Tout homme public entré en politique verra désormais ses "Mémoires" décortiquées (quel étonnement déjà de publier des "Mémoires" avant le crépuscule de son existence...). Après Frédéric Mitterrand, c'est au tour du judoka David Douillet d'en faire l'expérience. Lorsqu'il publie en 1998 son autobiographie, le tout récent champion olympique est loin de se douter que ses confessions seront minutieusement analysées quelque dix ans plus tard. Grâce au Canard enchaîné, c'est désormais chose faite.
Dans son édition du mercredi 4 novembre, l'hebdomadaire publie quelques-unes des meilleures feuilles de cet opus très sobrement intitulé L'Ame du conquérant (Robert Laffont, 1998). Justifiant sur trois pages ce qu'il appelle sa "misogynie rationnelle", le député des Yvelines y dévoile ses projets pour la femme du XXIe siècle : "Pour moi, une femme qui se bat au judo ou dans une autre discipline, ce n'est pas quelque chose de naturel, de valorisant, explique-t-il. Pour l'équilibre des enfants, je pense que la femme est mieux au foyer."

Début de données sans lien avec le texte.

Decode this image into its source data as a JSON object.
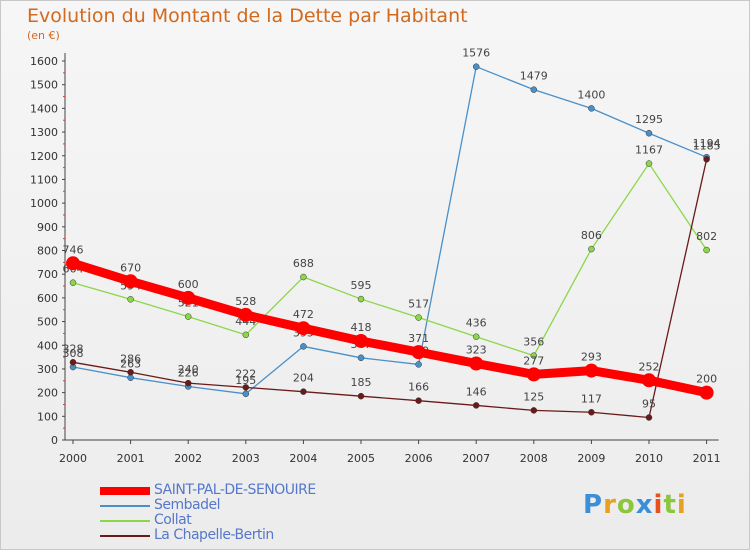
{
  "title": "Evolution du Montant de la Dette par Habitant",
  "subtitle": "(en €)",
  "logo": "Proxiti",
  "chart_data": {
    "type": "line",
    "title": "Evolution du Montant de la Dette par Habitant",
    "subtitle": "(en €)",
    "xlabel": "",
    "ylabel": "",
    "x": [
      "2000",
      "2001",
      "2002",
      "2003",
      "2004",
      "2005",
      "2006",
      "2007",
      "2008",
      "2009",
      "2010",
      "2011"
    ],
    "ylim": [
      0,
      1600
    ],
    "yticks": [
      0,
      100,
      200,
      300,
      400,
      500,
      600,
      700,
      800,
      900,
      1000,
      1100,
      1200,
      1300,
      1400,
      1500,
      1600
    ],
    "grid": false,
    "legend_position": "bottom-left",
    "series": [
      {
        "name": "SAINT-PAL-DE-SENOUIRE",
        "color": "#ff0000",
        "values": [
          746,
          670,
          600,
          528,
          472,
          418,
          371,
          323,
          277,
          293,
          252,
          200
        ]
      },
      {
        "name": "Sembadel",
        "color": "#4a90c8",
        "values": [
          308,
          263,
          226,
          195,
          395,
          347,
          319,
          1576,
          1479,
          1400,
          1295,
          1194
        ]
      },
      {
        "name": "Collat",
        "color": "#8cd64a",
        "values": [
          664,
          594,
          521,
          444,
          688,
          595,
          517,
          436,
          356,
          806,
          1167,
          802
        ]
      },
      {
        "name": "La Chapelle-Bertin",
        "color": "#6b1a1a",
        "values": [
          328,
          286,
          240,
          222,
          204,
          185,
          166,
          146,
          125,
          117,
          95,
          1185
        ]
      }
    ]
  }
}
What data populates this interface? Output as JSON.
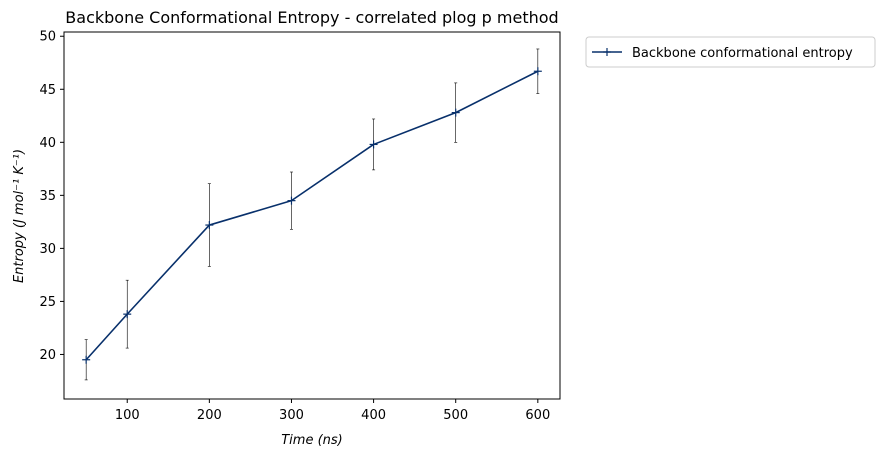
{
  "chart_data": {
    "type": "line",
    "title": "Backbone Conformational Entropy - correlated plog p method",
    "xlabel_main": "Time",
    "xlabel_unit": "(ns)",
    "ylabel_main": "Entropy",
    "ylabel_unit": "(J mol⁻¹ K⁻¹)",
    "x": [
      50,
      100,
      200,
      300,
      400,
      500,
      600
    ],
    "xlim": [
      23,
      627
    ],
    "ylim": [
      15.8,
      50.4
    ],
    "xticks": [
      100,
      200,
      300,
      400,
      500,
      600
    ],
    "yticks": [
      20,
      25,
      30,
      35,
      40,
      45,
      50
    ],
    "grid": false,
    "legend_position": "outside-top-right",
    "series": [
      {
        "name": "Backbone conformational entropy",
        "color": "#08306b",
        "marker": "+",
        "values": [
          19.5,
          23.8,
          32.2,
          34.5,
          39.8,
          42.8,
          46.7
        ],
        "error": [
          1.9,
          3.2,
          3.9,
          2.7,
          2.4,
          2.8,
          2.1
        ]
      }
    ]
  }
}
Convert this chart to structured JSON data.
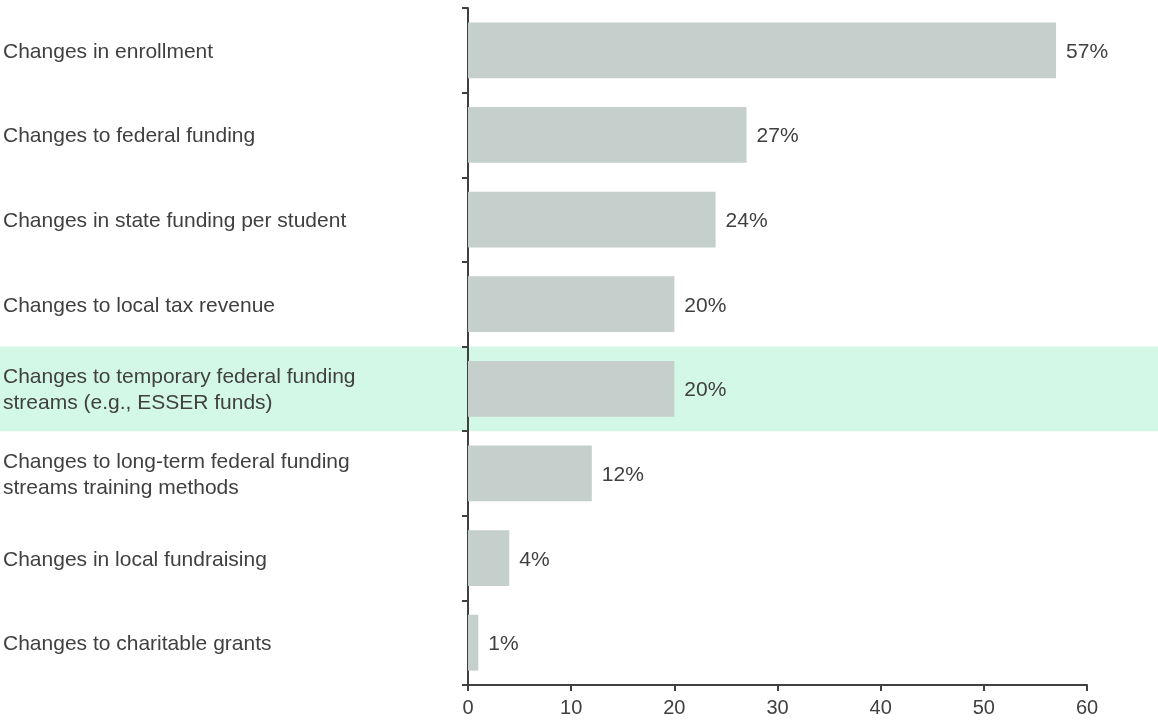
{
  "chart_data": {
    "type": "bar",
    "orientation": "horizontal",
    "categories": [
      "Changes in enrollment",
      "Changes to federal funding",
      "Changes in state funding per student",
      "Changes to local tax revenue",
      "Changes to temporary federal funding streams (e.g., ESSER funds)",
      "Changes to long-term federal funding streams training methods",
      "Changes in local fundraising",
      "Changes to charitable grants"
    ],
    "values": [
      57,
      27,
      24,
      20,
      20,
      12,
      4,
      1
    ],
    "value_labels": [
      "57%",
      "27%",
      "24%",
      "20%",
      "20%",
      "12%",
      "4%",
      "1%"
    ],
    "color": "#c5cfcc",
    "xlim": [
      0,
      60
    ],
    "xticks": [
      0,
      10,
      20,
      30,
      40,
      50,
      60
    ],
    "bands": [
      {
        "axis": "y",
        "from": "Changes to temporary federal funding streams (e.g., ESSER funds)",
        "to": "Changes to temporary federal funding streams (e.g., ESSER funds)",
        "color": "#d3f8e8"
      }
    ],
    "grid": false
  }
}
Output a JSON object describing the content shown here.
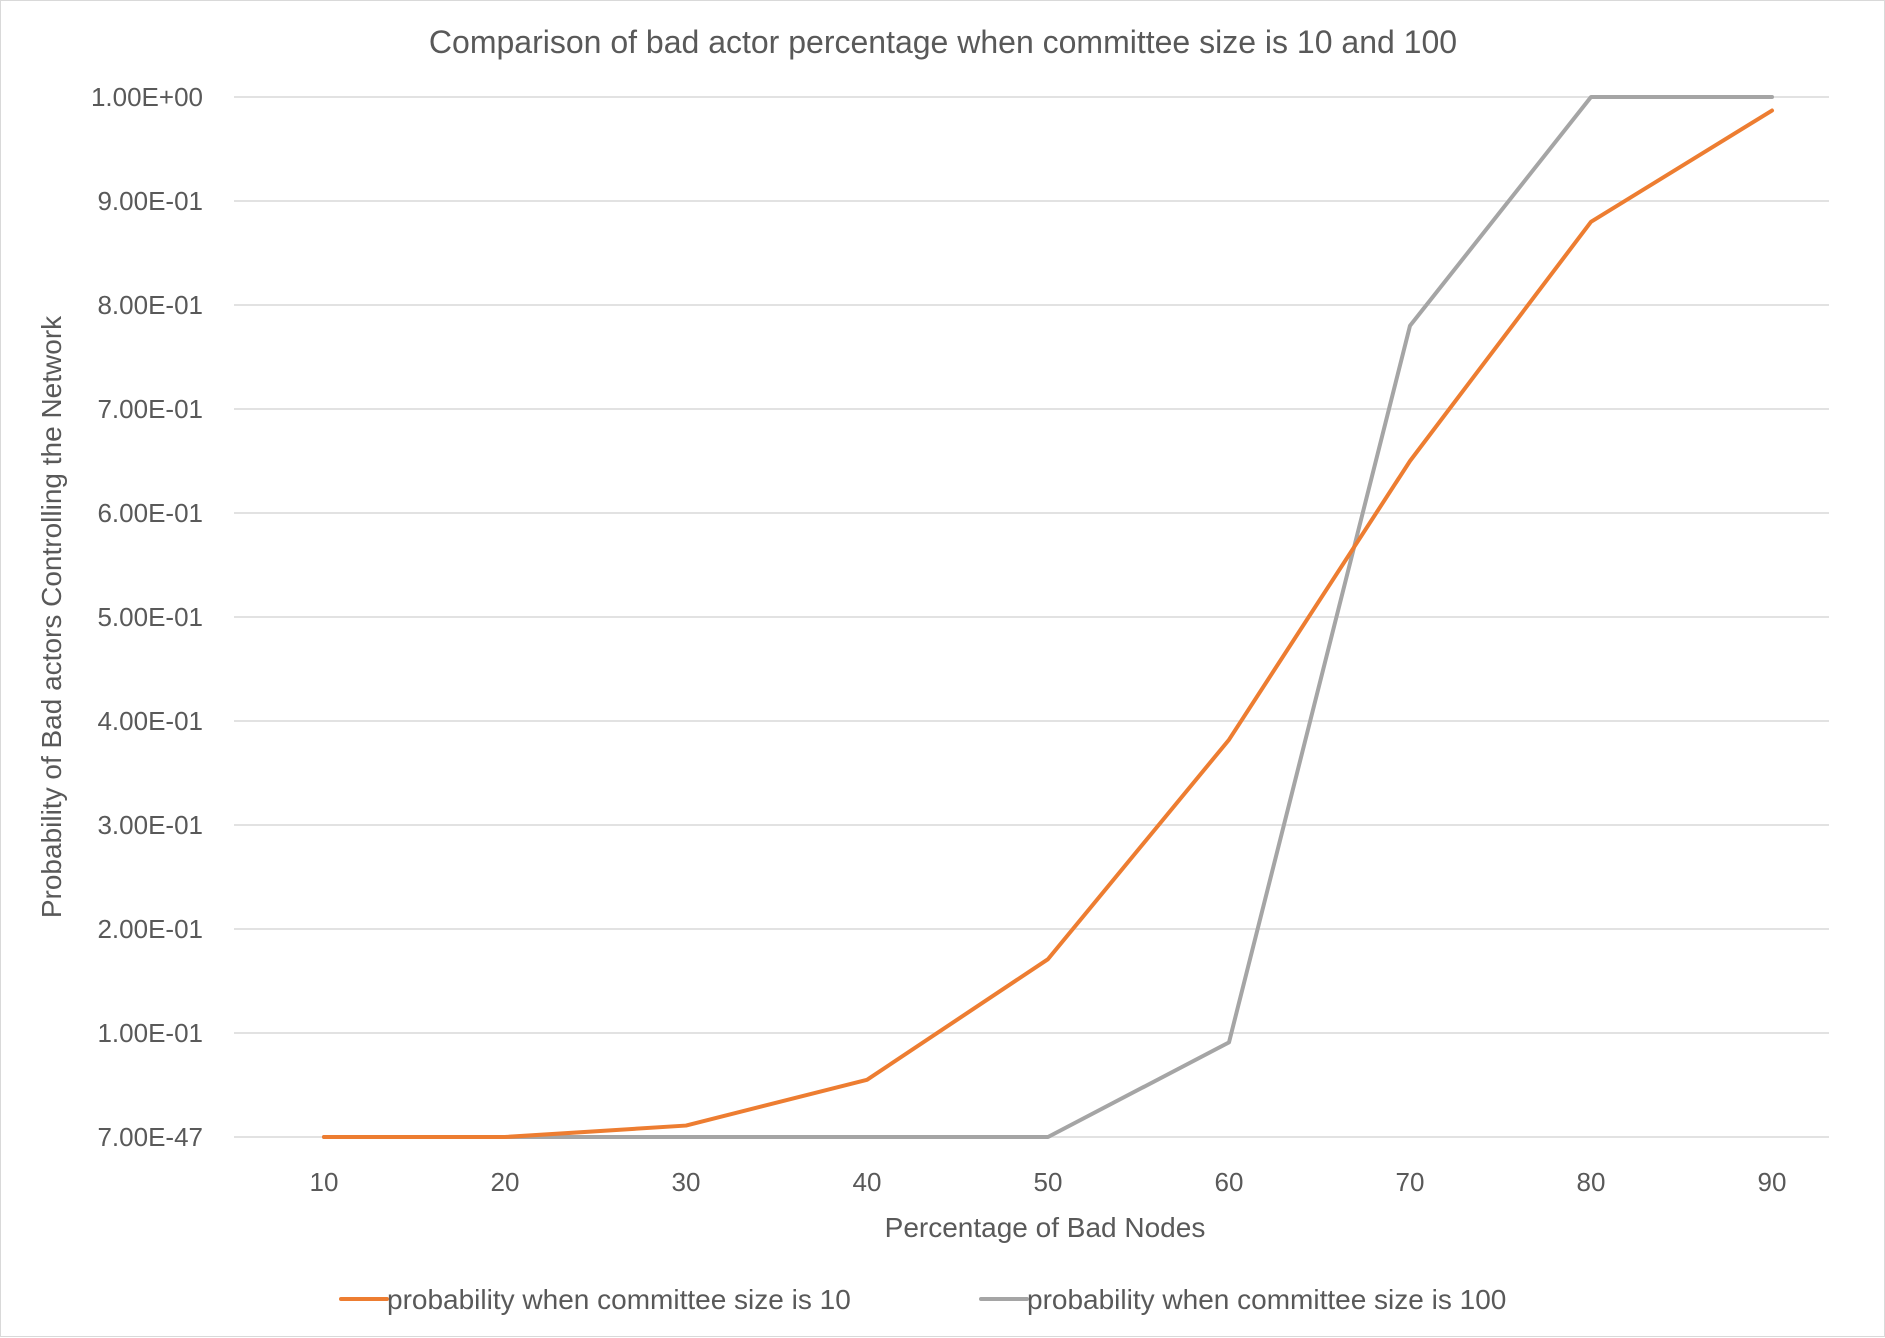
{
  "chart_data": {
    "type": "line",
    "title": "Comparison of bad actor percentage when committee size is 10 and 100",
    "xlabel": "Percentage of Bad Nodes",
    "ylabel": "Probability of Bad actors Controlling the Network",
    "x": [
      10,
      20,
      30,
      40,
      50,
      60,
      70,
      80,
      90
    ],
    "x_tick_labels": [
      "10",
      "20",
      "30",
      "40",
      "50",
      "60",
      "70",
      "80",
      "90"
    ],
    "y_ticks": [
      0,
      0.1,
      0.2,
      0.3,
      0.4,
      0.5,
      0.6,
      0.7,
      0.8,
      0.9,
      1.0
    ],
    "y_tick_labels": [
      "7.00E-47",
      "1.00E-01",
      "2.00E-01",
      "3.00E-01",
      "4.00E-01",
      "5.00E-01",
      "6.00E-01",
      "7.00E-01",
      "8.00E-01",
      "9.00E-01",
      "1.00E+00"
    ],
    "ylim": [
      0,
      1.0
    ],
    "grid": true,
    "legend_position": "bottom",
    "series": [
      {
        "name": "probability when committee size is 10",
        "color": "#ed7d31",
        "values": [
          0.0,
          0.0,
          0.011,
          0.055,
          0.171,
          0.382,
          0.65,
          0.88,
          0.987
        ]
      },
      {
        "name": "probability when committee size is 100",
        "color": "#a5a5a5",
        "values": [
          0.0,
          0.0,
          0.0,
          0.0,
          0.0,
          0.091,
          0.78,
          1.0,
          1.0
        ]
      }
    ]
  }
}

"C'est la mère qui a dans ses gènes, dans son instinct, cette faculté originelle d'élever des enfants. Si Dieu a donné le don de procréation aux femmes, ce n'est pas par hasard", poursuit-il. "De fait, cette femme-là, quand elle a une activité professionnelle externe, pour des raisons de choix ou de nécessité, elle ne peut plus jouer ce rôle d'accompagnement essentiel. (...) Je considère que ce noyau est déstructuré. Les fondements sur lesquels étaient bâtie l'humanité, l'éducation en particulier, sont en partie ébranlés", ajoute David Douillet, aujourd'hui membre de la commission des affaires culturelles et de l'éducation à l'Assemblée nationale. Oui, vous avez bien lu : affaires "culturelles" et "éducation".
Toutefois, visiblement davantage porté sur les affaires "naturelles" que "culturelles", il répond par avance aux critiques : "On dit que je suis misogyne. Mais tous les hommes le sont. Sauf les tapettes !" Interrogé sur ce passage à plusieurs reprises après la publication de son ouvrage, David Douillet avait expliqué, à l'époque, que le terme de "tapette" visait seulement "les hommes qui ne s'assument pas"... Nous voilà rassurés.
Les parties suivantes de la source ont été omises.